Angus Wright and Lia Williams in Robert Icke's Oresteia at the Almeida
Angus Wright and Lia Williams in Robert Icke's Oresteia at the Almeida
© Manuel Harlan

There's a glut of Greek theatre around at the moment. The Almeida, most prominently, has its six-month season: three main-house productions and a festival of one-off events and readings. The Unicorn follows suit early next year. We've got a pile-up of Oresteias, a pair of Medeas and a chance to see both the Odyssey and the Iliad in quick succession, while Ivo Van Hove's Antigone is still doing the rounds.

This is more than a mere trend. It's not just coincidence. There is, I suspect, some underlying cultural need at play. It might just be time – 16 years after Britain's last major Oresteia, it's well due a revival – but it might be something else, something deeper.

Last week, Almeida AD Rupert Goold explained that the impulse behind the Greek season was the desire to examine why we make plays; to go right back to the beginning, to some of the oldest surviving dramas in the world, and ask what they're up to and what purpose they serve. A decade ago, theatre's energy was expansive, with companies like Punchdrunk, Shunt or Rotozaza asking what else theatre might be (or what else might be theatre). Now, it seems more introspective, focused in on the essence of the art-form, with shows stripped-back and austere.

Over the last 15 years or so, Greek tragedies have tended to appear intermittently: one every couple of years at the National, maybe another elsewhere.
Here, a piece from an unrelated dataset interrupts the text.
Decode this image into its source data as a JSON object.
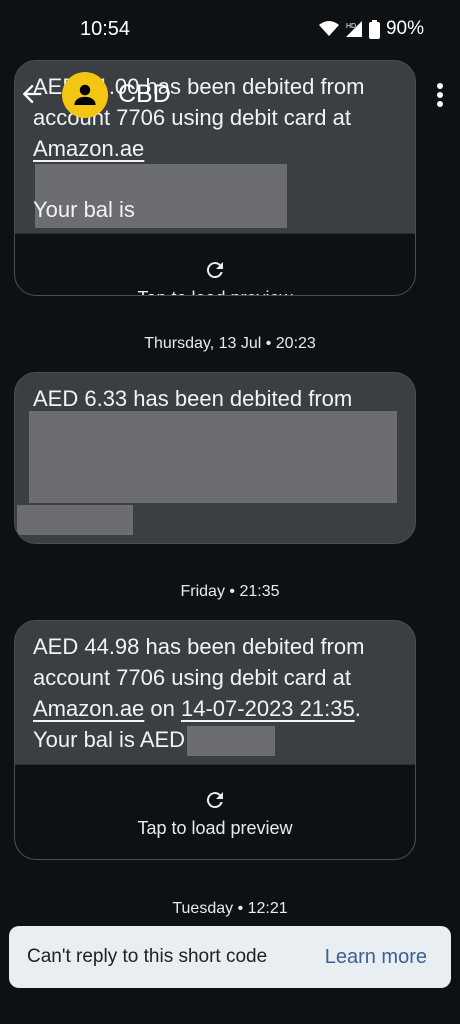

There's been no particular urgency behind them, no real need to stage or see them. Where they have appeared, they have tended to come in two moulds: either big actors in big parts, with Ralph Fiennes giving his Oedipus or Christopher Eccleston his Creon, or with an emphasis on the ensemble and a chorus. Katie Mitchell, in particular, has led the way here; her Women of Troy waltzing without their partners, her bustling bureaucrats in Iphigenia at Aulis.

The tendency has been to draw out the political parallels, particularly with regards to war. That's hardly surprising: Afghanistan, Iraq and the war on terror were the scar tissue of the noughties. We've seen prisoners of war and cabinet war rooms, paranoid leaders controlling their people or attempting to rebuild broken nations. Others have played on the aspects of horror: think Carrie Cracknell's juddering chorus in Medea or Nick Payne's dark, murderous Electra for the Gate.

'Greek tragedies function like a shot in the arm'

Key was the shift away from recreation. These were modern dress productions, suits and gowns. In 2007, Mitchell told Time Out, "There's something about dressing actors in tunics and Jesus sandals, or about an attempt to do a reconstruction with masks, which I think distances the viewer from the reality contained in the material. You go 'Thank heavens we don't behave like that now'."

That was, undoubtedly, a dig at Peter Hall, still the director one most associates with the ancient Greeks. He practically wrote the text book and his 1981 Oresteia remains a seminal moment in British theatre history, still revered today for its mask work and for Tony Harrison's no-nonsense Northern verse. For years, that was what Greek theatre looked like – slavish re-enactment – and, as late as 2002, Hall was still at it, with a masked Bacchai for the National.

But theatre is a living art-form, not an archaeological one. What's really fascinating about the glut of Greek tragedies coming our way is the range of approaches being taken. Each Oresteia will take a different tack: Robert Icke's is stripped back and robust, a director-dramaturg's production; a new version by playwright Rory Mullarkey at the Globe, presumably emphasising the text; at HOME, Blanche McIntyre is working with a community chorus. Expect other reinventions elsewhere. The Gate's Medea, imported from Australia, will take a child's eye view. NTW's ILIAD will be a multimedia marathon. Van Hove's Antigone just asks us to listen – to its story and to each other. He swapped masks for microphones: amplification devises both.

Form is only half the picture, though. Why tell these stories now – however we do so? Perhaps because difficult times demand feeling and Greek tragedies function like a shot in the arm. Or maybe because they're so utterly universal, they contain truths that, in a lost historical moment, we need reminding of. Or not truths, but questions: eternal ethical dilemmas that we need to consider anew, to decide what sort of society we want to be.

Today's theatre is really considering its function, more than it has done for a long time. Faced with straightened times and hardship, it needs to be more than mere entertainment. That was good enough for the good times, but, in the wake of a recession, it has a civic role to play. The Greeks knew that and, 2,500 years later, we're still learning from them.